Negli incontri di quest’anno, invece, abbiamo creduto opportuno insistere sulla necessità di creare aggregazione fra di loro per superare le divisioni, che sono la loro maggiore debolezza e offrono il lato agli altri gruppi di intervenire nei loro problemi. Con il pretesto di aiutarli, essi, in realtà, continuano a tenerli in uno stato di soggezione e cattività: la libertà dalla schiavitù non la regala nessuno, bisogna conquistarsela!

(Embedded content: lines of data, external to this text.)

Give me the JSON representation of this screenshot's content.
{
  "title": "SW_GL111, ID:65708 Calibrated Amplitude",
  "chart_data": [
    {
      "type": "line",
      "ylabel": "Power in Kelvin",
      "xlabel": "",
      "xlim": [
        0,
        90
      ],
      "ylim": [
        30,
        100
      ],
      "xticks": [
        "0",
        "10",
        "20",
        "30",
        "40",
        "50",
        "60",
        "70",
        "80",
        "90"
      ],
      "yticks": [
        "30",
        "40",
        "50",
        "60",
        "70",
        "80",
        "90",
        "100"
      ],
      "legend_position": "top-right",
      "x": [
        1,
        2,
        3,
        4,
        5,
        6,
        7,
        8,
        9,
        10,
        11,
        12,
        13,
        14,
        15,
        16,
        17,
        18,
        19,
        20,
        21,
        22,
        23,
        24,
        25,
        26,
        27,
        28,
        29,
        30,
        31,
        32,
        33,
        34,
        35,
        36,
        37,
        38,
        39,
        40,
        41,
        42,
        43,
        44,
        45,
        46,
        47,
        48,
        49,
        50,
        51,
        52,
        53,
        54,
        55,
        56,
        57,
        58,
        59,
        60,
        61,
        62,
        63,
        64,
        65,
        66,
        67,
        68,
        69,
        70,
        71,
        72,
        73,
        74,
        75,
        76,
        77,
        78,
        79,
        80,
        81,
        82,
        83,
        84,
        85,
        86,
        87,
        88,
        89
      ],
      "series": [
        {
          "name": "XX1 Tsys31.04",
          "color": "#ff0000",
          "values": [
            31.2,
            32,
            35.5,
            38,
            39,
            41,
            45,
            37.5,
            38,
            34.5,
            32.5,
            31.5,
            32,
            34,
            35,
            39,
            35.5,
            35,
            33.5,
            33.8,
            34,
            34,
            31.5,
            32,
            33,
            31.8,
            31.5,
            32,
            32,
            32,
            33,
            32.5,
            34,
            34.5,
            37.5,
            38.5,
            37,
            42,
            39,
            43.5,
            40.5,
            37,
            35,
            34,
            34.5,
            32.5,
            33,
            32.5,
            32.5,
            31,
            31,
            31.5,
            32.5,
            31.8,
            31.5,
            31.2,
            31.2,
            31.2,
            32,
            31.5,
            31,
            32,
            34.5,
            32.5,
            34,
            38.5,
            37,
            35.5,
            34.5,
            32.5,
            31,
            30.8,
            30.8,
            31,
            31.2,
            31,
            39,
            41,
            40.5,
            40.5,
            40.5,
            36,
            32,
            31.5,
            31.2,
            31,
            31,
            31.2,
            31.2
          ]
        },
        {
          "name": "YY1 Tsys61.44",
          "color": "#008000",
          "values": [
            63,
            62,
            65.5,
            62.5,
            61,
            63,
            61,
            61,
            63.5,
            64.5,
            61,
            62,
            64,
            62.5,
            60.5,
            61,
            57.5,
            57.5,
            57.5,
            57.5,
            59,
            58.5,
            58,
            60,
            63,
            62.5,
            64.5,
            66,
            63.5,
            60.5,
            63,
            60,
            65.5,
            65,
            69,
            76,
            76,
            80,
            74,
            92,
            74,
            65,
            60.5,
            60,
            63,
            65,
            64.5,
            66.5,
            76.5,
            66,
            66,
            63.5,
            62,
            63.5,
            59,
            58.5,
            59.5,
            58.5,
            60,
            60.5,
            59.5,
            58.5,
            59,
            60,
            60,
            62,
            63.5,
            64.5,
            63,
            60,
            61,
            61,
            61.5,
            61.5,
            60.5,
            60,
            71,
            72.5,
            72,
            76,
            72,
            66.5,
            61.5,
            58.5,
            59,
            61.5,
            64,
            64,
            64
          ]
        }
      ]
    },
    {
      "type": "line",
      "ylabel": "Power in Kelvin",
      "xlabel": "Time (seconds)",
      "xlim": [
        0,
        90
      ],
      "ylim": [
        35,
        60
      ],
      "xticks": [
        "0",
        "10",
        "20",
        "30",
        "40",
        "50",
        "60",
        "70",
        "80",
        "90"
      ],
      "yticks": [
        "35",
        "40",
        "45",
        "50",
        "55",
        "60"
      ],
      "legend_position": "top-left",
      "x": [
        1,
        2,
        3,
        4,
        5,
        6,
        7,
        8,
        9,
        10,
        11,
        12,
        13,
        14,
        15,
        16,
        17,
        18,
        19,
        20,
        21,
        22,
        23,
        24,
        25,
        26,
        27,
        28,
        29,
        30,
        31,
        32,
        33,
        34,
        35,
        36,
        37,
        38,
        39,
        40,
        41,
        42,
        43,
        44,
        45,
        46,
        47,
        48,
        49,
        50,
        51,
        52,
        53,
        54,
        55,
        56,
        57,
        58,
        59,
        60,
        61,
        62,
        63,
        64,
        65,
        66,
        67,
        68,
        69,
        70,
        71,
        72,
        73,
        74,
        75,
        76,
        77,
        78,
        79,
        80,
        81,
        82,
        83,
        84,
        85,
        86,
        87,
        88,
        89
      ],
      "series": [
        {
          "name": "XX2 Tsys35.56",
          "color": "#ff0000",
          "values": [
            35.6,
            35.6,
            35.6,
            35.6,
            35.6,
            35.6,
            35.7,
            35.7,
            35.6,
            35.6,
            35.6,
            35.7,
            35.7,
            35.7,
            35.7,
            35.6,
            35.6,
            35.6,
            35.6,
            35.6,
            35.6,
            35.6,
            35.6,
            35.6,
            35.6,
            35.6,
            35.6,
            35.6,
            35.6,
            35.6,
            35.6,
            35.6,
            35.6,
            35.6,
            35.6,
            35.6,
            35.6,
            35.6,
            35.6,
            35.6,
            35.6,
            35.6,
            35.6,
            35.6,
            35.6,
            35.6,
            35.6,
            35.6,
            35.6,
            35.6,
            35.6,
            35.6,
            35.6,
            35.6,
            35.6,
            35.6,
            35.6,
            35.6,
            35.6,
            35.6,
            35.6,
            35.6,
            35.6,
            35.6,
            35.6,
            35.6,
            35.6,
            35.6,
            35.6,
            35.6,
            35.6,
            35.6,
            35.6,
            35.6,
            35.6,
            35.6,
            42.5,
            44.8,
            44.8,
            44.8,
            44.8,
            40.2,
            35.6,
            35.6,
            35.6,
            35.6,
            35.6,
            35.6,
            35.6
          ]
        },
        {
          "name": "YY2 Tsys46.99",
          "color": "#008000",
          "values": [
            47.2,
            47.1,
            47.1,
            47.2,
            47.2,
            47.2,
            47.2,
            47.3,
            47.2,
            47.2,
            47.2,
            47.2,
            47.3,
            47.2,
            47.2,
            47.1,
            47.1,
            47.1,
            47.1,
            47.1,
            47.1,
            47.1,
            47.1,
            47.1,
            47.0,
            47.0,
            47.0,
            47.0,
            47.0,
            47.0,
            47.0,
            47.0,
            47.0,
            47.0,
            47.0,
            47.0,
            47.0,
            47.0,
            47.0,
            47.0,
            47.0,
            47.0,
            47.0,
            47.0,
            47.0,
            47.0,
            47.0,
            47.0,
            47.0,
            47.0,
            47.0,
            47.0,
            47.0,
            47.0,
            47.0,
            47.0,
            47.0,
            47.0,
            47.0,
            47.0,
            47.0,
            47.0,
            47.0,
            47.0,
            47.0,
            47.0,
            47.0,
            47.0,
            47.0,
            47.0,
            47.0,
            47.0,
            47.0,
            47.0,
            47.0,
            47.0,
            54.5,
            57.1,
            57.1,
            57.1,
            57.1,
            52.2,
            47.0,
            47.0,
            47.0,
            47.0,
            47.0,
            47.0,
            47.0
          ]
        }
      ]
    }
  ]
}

Di solito, in questi incontri, io prendo la parola alla fine, dopo che tutti hanno detto la loro. Quest’anno mi è venuta una ispirazione, che poi ho espresso con forte carica di convinzione ed ho potuto constatare con piacere che il mio discorso coglieva nel segno e veniva recepito. Ho esordito con una domanda che li ha colti di sorpresa. Ho chiesto alla mia gente: “Ci chiamano Rishi, Muchi, Dalit, Das, perché? Siamo stati noi a scegliere questo nome (mi includo nella domanda, perché anch’io ho assunto il nome Das) o sono stati altri ad appiccicarcelo? Evidentemente non siamo stati noi a scegliere il nome. Sono stati altri che ci hanno etichettato così. E perché ci hanno dato questo nome? Per ricordarci: Tu sei Das (=schiavo) e tale devi rimanere! (Tra l’altro, in lingua bengalese, dalla parola Das deriva anche Dasotto, che significa schiavitù). Adesso finalmente abbiamo aperti gli occhi e ci siamo accorti di questo trucco enorme perpetrato per secoli alle nostre spalle. Abbiamo iniziato una lunga marcia che ci porterà dalla schiavitù alla libertà…”

Qui naturalmente il discorso si fa molto più ampio e interessante, ma io chiudo qui per il momento per non annoiarti troppo. Avremo ancora modo di risentirci. Di nuovo un caro saluto a tutti, un grande grazie ed una benedizione dall’Alto.